Kurt tended toward lengthy titles for the new songs, basically as a reaction against the way so many so-called “alternative” bands use one-word titles for song and album titles. “It’s a cop-out,” says the guy who named his first three albums Bleach, Nevermind, and Incesticide. “Ooooh, just think of the irony in this word, ‘cartoon,’ ” he mocks. “There are so many angles on it.”

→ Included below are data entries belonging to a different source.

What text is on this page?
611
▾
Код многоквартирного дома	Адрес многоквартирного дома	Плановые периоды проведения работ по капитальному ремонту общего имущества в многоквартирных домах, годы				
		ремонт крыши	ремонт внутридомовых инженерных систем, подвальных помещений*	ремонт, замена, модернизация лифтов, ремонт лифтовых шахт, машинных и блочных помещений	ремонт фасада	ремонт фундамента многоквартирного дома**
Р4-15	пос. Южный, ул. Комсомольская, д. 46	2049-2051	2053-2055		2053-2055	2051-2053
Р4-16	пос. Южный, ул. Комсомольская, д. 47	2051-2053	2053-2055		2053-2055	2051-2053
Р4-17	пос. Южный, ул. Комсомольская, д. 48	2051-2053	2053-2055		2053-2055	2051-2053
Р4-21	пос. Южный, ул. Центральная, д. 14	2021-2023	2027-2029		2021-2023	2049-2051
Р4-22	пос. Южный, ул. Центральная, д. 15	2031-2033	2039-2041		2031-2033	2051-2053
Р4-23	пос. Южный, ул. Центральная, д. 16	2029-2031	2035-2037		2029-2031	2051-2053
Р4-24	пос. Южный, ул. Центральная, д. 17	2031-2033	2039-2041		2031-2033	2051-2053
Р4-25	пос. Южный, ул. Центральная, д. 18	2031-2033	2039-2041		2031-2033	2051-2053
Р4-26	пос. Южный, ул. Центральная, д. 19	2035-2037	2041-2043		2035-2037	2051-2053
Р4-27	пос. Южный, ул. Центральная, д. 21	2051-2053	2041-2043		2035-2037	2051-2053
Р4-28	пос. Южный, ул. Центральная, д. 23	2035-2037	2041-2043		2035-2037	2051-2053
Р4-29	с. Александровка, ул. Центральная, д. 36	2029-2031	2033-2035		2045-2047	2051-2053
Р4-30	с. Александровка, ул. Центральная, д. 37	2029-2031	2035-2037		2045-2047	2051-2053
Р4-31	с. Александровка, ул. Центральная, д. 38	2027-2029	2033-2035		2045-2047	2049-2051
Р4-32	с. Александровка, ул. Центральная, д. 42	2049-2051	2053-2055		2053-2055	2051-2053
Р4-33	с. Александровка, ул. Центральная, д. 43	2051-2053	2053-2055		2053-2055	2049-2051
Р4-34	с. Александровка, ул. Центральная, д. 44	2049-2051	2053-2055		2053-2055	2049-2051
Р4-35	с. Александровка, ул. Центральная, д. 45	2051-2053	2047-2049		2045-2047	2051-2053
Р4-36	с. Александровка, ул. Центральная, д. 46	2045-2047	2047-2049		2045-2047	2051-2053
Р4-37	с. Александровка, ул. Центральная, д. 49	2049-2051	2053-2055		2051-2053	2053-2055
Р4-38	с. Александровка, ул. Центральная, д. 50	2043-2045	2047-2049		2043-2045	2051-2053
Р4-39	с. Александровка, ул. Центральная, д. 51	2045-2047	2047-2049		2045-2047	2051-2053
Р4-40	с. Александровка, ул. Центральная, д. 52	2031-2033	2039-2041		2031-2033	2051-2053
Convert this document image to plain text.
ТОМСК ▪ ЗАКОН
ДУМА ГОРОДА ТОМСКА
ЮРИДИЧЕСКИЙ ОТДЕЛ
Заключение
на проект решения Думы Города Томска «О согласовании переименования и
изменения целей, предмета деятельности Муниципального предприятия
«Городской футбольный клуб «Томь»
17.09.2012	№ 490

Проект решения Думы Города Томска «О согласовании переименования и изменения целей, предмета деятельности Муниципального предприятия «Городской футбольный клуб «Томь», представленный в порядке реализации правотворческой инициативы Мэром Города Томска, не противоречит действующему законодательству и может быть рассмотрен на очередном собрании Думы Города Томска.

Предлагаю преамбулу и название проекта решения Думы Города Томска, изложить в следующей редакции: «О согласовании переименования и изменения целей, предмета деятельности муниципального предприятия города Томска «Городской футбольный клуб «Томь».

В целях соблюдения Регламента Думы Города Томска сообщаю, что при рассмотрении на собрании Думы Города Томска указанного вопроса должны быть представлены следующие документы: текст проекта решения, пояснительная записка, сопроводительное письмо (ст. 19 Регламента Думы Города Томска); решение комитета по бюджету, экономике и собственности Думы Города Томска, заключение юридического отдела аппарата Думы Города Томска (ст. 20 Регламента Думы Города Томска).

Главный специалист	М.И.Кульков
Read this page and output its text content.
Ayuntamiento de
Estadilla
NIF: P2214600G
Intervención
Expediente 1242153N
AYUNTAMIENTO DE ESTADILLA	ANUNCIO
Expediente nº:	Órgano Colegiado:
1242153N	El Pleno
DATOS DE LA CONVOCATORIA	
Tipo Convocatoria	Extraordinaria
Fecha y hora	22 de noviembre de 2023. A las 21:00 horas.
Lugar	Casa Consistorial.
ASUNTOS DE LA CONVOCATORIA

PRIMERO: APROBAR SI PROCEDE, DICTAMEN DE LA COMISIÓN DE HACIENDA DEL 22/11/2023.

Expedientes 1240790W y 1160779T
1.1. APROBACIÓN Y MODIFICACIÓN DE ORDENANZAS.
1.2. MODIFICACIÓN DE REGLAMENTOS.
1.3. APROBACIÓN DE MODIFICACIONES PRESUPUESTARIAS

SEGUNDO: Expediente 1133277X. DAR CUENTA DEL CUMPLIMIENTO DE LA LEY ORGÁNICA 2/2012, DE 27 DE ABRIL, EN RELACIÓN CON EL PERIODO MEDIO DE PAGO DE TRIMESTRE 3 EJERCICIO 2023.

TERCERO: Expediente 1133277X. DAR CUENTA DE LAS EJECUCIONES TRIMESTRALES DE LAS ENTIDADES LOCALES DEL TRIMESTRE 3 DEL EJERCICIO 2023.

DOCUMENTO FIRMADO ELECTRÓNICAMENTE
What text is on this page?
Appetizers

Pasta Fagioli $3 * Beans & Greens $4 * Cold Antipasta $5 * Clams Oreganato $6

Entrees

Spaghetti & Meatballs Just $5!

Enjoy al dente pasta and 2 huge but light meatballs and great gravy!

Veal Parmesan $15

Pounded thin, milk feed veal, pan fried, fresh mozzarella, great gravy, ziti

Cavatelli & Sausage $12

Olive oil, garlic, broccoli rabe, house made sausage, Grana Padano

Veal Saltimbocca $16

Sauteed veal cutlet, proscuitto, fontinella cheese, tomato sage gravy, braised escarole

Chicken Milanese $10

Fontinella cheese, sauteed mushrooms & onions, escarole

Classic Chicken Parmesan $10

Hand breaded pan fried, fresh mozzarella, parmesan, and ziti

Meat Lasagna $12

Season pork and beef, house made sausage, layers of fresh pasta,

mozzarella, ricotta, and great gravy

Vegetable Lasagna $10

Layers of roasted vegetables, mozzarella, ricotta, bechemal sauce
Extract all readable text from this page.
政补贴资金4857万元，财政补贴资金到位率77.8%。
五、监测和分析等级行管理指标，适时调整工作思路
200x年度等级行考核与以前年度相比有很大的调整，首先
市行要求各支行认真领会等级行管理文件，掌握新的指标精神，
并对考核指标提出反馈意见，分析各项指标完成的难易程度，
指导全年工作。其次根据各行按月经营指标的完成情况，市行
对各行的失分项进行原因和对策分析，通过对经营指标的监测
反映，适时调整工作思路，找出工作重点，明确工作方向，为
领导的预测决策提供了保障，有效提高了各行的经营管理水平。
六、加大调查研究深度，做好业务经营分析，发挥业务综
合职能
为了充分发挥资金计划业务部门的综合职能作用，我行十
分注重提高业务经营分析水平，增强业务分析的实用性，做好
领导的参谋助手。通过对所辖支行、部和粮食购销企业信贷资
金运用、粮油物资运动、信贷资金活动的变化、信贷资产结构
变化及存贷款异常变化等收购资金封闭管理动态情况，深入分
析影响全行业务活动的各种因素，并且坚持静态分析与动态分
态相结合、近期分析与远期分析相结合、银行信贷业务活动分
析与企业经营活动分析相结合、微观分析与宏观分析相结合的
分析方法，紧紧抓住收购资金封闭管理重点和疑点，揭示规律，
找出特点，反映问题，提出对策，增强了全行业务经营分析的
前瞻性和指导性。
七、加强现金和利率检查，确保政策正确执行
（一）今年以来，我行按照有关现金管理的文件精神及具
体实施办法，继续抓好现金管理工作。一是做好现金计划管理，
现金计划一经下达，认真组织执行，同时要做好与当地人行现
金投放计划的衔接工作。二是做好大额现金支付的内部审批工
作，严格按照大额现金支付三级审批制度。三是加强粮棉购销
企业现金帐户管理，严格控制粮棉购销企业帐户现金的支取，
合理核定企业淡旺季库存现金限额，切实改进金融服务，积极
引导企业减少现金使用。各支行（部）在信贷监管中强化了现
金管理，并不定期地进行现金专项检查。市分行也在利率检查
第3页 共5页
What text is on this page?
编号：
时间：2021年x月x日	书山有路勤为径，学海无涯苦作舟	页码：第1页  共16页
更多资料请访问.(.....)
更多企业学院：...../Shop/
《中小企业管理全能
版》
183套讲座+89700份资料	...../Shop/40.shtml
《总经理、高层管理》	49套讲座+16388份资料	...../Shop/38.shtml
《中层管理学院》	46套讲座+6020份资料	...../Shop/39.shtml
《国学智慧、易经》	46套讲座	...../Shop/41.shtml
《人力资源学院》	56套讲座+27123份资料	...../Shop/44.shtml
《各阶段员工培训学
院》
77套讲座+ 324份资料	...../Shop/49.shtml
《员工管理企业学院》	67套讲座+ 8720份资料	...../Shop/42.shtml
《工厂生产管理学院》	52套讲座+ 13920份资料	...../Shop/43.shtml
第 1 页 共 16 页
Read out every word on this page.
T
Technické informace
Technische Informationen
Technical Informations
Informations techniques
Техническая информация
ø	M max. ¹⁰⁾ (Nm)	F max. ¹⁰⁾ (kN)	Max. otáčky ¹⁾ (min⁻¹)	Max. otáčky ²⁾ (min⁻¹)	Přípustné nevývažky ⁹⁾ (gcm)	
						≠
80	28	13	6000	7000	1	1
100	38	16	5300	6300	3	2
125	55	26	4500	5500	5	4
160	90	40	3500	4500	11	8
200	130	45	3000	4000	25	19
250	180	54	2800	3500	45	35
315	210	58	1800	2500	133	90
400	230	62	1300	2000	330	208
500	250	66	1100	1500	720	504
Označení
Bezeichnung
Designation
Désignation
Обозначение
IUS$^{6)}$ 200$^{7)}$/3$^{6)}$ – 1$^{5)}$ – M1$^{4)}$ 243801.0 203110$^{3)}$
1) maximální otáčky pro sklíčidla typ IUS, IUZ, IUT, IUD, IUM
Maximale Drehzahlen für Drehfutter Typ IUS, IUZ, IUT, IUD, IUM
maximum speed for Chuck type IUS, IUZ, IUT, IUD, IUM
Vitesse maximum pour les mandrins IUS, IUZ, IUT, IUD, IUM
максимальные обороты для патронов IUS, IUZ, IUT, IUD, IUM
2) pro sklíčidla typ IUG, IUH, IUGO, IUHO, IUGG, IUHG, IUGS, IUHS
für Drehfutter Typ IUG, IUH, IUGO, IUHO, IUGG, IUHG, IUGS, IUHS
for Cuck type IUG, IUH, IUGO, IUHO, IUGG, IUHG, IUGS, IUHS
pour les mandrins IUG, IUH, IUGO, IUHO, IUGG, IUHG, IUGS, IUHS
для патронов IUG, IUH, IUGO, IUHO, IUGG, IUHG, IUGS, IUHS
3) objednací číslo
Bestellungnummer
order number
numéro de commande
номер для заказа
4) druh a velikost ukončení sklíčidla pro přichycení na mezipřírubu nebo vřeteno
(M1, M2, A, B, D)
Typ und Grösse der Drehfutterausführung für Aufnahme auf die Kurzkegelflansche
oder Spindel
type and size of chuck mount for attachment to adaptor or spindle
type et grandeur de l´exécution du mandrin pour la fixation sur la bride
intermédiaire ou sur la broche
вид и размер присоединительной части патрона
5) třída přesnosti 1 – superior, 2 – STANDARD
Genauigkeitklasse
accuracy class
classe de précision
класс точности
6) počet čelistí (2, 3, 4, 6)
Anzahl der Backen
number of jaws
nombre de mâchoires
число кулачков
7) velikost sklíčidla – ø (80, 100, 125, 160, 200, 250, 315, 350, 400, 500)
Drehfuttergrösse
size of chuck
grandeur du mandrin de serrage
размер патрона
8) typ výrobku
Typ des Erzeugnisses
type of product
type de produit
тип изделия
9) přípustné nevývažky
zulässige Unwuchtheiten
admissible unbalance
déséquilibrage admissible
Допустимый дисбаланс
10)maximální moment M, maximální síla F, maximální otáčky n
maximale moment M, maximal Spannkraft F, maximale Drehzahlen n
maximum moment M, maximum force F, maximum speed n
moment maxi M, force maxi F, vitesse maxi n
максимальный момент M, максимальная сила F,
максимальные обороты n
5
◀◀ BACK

Hence “Frances Farmer Will Have Her Revenge on Seattle,” written in honor of the Cobains’ patron martyr, many of whose persecutors remain in Seattle to this day. “In her false witness/ We hope you’re still with us” is a clear message to the fans about the Hirschberg piece in Vanity Fair, while the next line, “To see if they float or drown,” repeats the witch-test imagery in “Serve the Servants.” The song ends on a note close to Kurt’s heart—revenge. “She’ll come back as fire/To burn all the liars/And leave a blanket of ash on the ground.”